This is the guy here whos dvd was in the mag


View: http://www.youtube.com/watch?v=9Wd9YpU028c


hope it helps you might find more out if you google him

but he basically says that ladies saddles should be slightly up at the front so to push more pressure back on the seat bones


----------



## aberal (28 Jun 2011)

Saddles are designed to be set level. I've known this for years, argued it for years and in fact have said so on CC more than once. And yet a couple of weeks ago, suffering discomfort I stopped off and tweaked my saddle nose down a smidgeon. The relief was instant. I reckon it's too early to say yet whether I will keep it like that, I certainly feel that I am sliding forward slightly - but it feels so much more comfortable. Possibly, like you I had been getting fitter and cycling more and for longer distances, but I would certainly suggest experimenting with your saddle position. Either down or up, but I would suggest that you don't move it too much.


----------



## lulubel (29 Jun 2011)

Thanks for the advice, everyone. I'll experiment a bit with the saddle position - only one change at a time! I know I don't have any leeway to move it up or down - up and I'll be rocking my hips to pedal, down and my knees start to hurt - but I may try moving it back slightly first. I moved it forward when I prefered to ride much more upright, so there might be something in that.

I think you have a good point, zacklaws, about getting out of the saddle. I do it very rarely - only learnt how to do it late on in my cycling "career" - if I need a bit more oomph to get over a hill, and don't want to use the granny ring.

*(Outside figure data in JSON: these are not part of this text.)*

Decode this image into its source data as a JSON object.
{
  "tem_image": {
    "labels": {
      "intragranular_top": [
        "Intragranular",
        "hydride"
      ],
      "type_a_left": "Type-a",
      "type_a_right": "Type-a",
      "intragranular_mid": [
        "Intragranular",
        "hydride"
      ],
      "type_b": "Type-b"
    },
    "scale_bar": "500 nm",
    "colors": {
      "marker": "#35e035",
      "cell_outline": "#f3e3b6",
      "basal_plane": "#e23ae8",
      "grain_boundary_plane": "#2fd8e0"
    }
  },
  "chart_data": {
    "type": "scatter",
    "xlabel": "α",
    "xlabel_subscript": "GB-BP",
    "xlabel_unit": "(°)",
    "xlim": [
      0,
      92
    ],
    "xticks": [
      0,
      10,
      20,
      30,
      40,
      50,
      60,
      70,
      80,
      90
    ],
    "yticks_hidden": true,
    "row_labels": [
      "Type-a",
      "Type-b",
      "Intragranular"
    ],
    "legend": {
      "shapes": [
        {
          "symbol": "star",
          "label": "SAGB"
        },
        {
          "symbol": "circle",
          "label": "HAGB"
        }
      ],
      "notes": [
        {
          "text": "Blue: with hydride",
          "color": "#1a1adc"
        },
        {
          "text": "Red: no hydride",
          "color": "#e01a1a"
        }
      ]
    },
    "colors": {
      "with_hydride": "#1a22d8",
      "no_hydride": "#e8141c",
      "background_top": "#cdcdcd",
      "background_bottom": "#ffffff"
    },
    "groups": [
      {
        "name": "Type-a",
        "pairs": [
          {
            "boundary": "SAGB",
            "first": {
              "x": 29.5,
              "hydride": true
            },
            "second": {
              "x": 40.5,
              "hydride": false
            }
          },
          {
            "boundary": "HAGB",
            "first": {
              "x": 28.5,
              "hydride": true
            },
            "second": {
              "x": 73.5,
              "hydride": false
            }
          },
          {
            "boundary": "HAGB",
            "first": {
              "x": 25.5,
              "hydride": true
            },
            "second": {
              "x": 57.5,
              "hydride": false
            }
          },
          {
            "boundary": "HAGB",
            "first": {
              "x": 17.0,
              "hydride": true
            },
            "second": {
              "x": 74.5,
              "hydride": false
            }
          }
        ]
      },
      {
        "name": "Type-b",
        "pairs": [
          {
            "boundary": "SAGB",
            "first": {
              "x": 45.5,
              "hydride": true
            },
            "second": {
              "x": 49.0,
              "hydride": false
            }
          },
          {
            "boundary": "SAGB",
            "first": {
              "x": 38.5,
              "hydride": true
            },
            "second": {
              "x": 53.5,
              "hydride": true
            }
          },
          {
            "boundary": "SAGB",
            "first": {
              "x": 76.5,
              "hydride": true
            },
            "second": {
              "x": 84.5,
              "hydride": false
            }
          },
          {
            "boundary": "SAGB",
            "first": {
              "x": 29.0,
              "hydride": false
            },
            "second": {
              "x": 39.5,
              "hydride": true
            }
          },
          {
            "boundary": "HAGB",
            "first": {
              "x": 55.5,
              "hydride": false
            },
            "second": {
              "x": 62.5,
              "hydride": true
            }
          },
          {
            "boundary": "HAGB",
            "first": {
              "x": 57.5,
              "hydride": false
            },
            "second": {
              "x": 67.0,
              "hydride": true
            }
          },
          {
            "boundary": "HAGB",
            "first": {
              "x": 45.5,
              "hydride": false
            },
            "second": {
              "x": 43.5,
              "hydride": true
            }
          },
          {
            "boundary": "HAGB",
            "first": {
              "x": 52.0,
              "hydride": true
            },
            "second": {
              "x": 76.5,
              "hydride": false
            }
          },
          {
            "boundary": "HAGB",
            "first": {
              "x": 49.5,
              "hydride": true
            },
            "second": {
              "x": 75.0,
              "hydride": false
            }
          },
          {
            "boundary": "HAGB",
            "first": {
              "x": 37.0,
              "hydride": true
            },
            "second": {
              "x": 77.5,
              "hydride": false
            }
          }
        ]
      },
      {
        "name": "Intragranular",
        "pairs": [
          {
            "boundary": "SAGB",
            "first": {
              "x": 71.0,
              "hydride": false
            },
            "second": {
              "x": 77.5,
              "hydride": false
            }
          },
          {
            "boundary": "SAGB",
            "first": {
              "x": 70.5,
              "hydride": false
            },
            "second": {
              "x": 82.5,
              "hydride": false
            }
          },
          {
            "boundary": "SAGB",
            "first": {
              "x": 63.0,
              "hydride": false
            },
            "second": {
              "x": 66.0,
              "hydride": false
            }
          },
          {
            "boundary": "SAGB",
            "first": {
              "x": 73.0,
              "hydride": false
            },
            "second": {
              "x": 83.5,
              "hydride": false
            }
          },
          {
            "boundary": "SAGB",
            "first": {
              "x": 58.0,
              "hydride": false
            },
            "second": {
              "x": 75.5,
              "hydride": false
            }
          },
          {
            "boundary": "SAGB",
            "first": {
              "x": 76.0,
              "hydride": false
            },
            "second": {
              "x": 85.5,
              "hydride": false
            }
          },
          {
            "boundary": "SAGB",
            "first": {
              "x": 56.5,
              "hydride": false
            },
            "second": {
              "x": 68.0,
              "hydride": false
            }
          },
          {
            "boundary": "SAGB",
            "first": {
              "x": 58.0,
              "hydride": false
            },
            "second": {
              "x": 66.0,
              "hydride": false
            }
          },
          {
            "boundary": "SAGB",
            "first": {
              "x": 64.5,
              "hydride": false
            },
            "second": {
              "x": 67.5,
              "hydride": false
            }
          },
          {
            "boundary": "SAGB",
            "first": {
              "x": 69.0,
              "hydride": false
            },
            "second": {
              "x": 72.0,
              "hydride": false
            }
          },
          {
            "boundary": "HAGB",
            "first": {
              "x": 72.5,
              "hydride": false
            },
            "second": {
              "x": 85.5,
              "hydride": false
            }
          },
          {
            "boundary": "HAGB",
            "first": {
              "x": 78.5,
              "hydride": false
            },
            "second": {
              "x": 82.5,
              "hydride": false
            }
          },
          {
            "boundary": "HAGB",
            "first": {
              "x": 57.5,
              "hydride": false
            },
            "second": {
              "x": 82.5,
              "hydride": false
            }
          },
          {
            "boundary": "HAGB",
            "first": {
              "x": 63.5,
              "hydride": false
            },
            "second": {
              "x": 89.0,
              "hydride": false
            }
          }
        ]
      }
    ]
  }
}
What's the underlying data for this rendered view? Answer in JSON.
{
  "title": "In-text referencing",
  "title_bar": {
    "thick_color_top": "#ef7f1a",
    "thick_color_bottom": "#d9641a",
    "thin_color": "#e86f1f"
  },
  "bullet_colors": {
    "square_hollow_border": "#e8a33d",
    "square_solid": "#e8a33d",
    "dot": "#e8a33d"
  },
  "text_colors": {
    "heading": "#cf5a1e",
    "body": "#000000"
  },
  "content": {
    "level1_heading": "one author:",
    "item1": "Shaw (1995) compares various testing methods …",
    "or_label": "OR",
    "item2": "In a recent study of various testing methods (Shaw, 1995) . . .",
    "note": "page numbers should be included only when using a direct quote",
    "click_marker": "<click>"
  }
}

I'm still not confident getting out of the saddle at anything other than slow speeds, and I tire very quickly because I don't do it often. Some practice is probably in order!


----------



## zacklaws (29 Jun 2011)

Bear in mind too, that if you move the seat back, it also in effect raises it, and if you move the saddle forward, it too has the effect of lowering it, so depending how far you move it, you may need to adjust the height corespondinley a small fraction


----------



## snailracer (29 Jun 2011)

And yet another theory:
Is your knee over pedal spindle? AKA "KOPS".
It's a bit maligned in some quarters, but one theory is that, with a saddle-forward position, the knee is slightly in front of the pedal and so ends up pulling you forward onto the nose of the saddle when you ride hard. The solution, once again, is to move the saddle towards the rear (keeping zacklaw's useful comments about adjusting the height in mind as well) so you are KOPS or even further back.


----------



## lulubel (1 Jul 2011)

I moved my saddle back about 1cm before today's ride, and it was - er - different. (I didn't adjust the height at all because the saddle rails are angled slightly so that the vertical distance from saddle top to floor actually decreased when I moved it back, and my reach to the pedals felt the same.)

It's really humid today, which affects my asthma, so I kept it to 1 hour. I think I was a bit more comfortable in the saddle, but it's hard to tell because the discomfort isn't really noticeable until I get to the 1 hour point.

I felt as if the weight of my upper body was being pushed forward onto my hands more, which is the opposite of what I expected after reading comments in this thread, so that was a bit weird. I rode mostly on the hoods, a bit on the drops, but when I tried putting my hands on the tops a couple of times, it felt like a real effort to keep them there, and I soon moved them forward to rest my weight on the hoods again. (Could be due to weak core muscles?)

Anyway, I have a couple of longer rides planned over the weekend, so I'll leave it as it is and see how I get on. The new position might just need getting used to.


----------



## the snail (1 Jul 2011)

lulubel said:


> ... the saddle rails are angled slightly so that the vertical distance from saddle top to floor actually decreased when I moved it back


are you sure the nose of your saddle isn't angled upwards? I would expect the saddle rails to be horizontal


> Anyway, I have a couple of longer rides planned over the weekend, so I'll leave it as it is and see how I get on. The new position might just need getting used to.


I adjusted the nose down a bit while on a longish ride, after it had become uncomfortable, and the benefit was immediately noticeable, so perhaps that is the besy way to do it?


----------



## lulubel (1 Jul 2011)

the snail said:


> are you sure the nose of your saddle isn't angled upwards? I would expect the saddle rails to be horizontal



Yes, I checked it with a spirit level on flat ground when I started having problems, just to make sure. When you look at the saddle from the side, the rails are noticeably closer to the saddle itself at the nose than they are at the back. It's a women's specific saddle, so maybe that has something to do with it. It's the only one I've ever had, so I don't have anything to compare.



the snail said:


> I adjusted the nose down a bit while on a longish ride, after it had become uncomfortable, and the benefit was immediately noticeable, so perhaps that is the besy way to do it?



I hadn't thought of that. I always carry a multi tool with me, so that would be a good idea.


----------



## MacB (1 Jul 2011)

worth having a think about what happens as you move your bum back, if you stand sideways to a mirror and bend forward at the waist, you'll see your bum moves back to counter balance. 

It's a bit tricky to sort out, you can get your saddle in the right spot but then that means the bars aren't and the automatic reaction is to move them closer to the saddle. The problem is that too much weight on the hands can be due to the bars too near as well as too far.


----------



## rowan 46 (2 Jul 2011)

There's a thread just started on noseless saddles you may find interesting if you haven't read it already


----------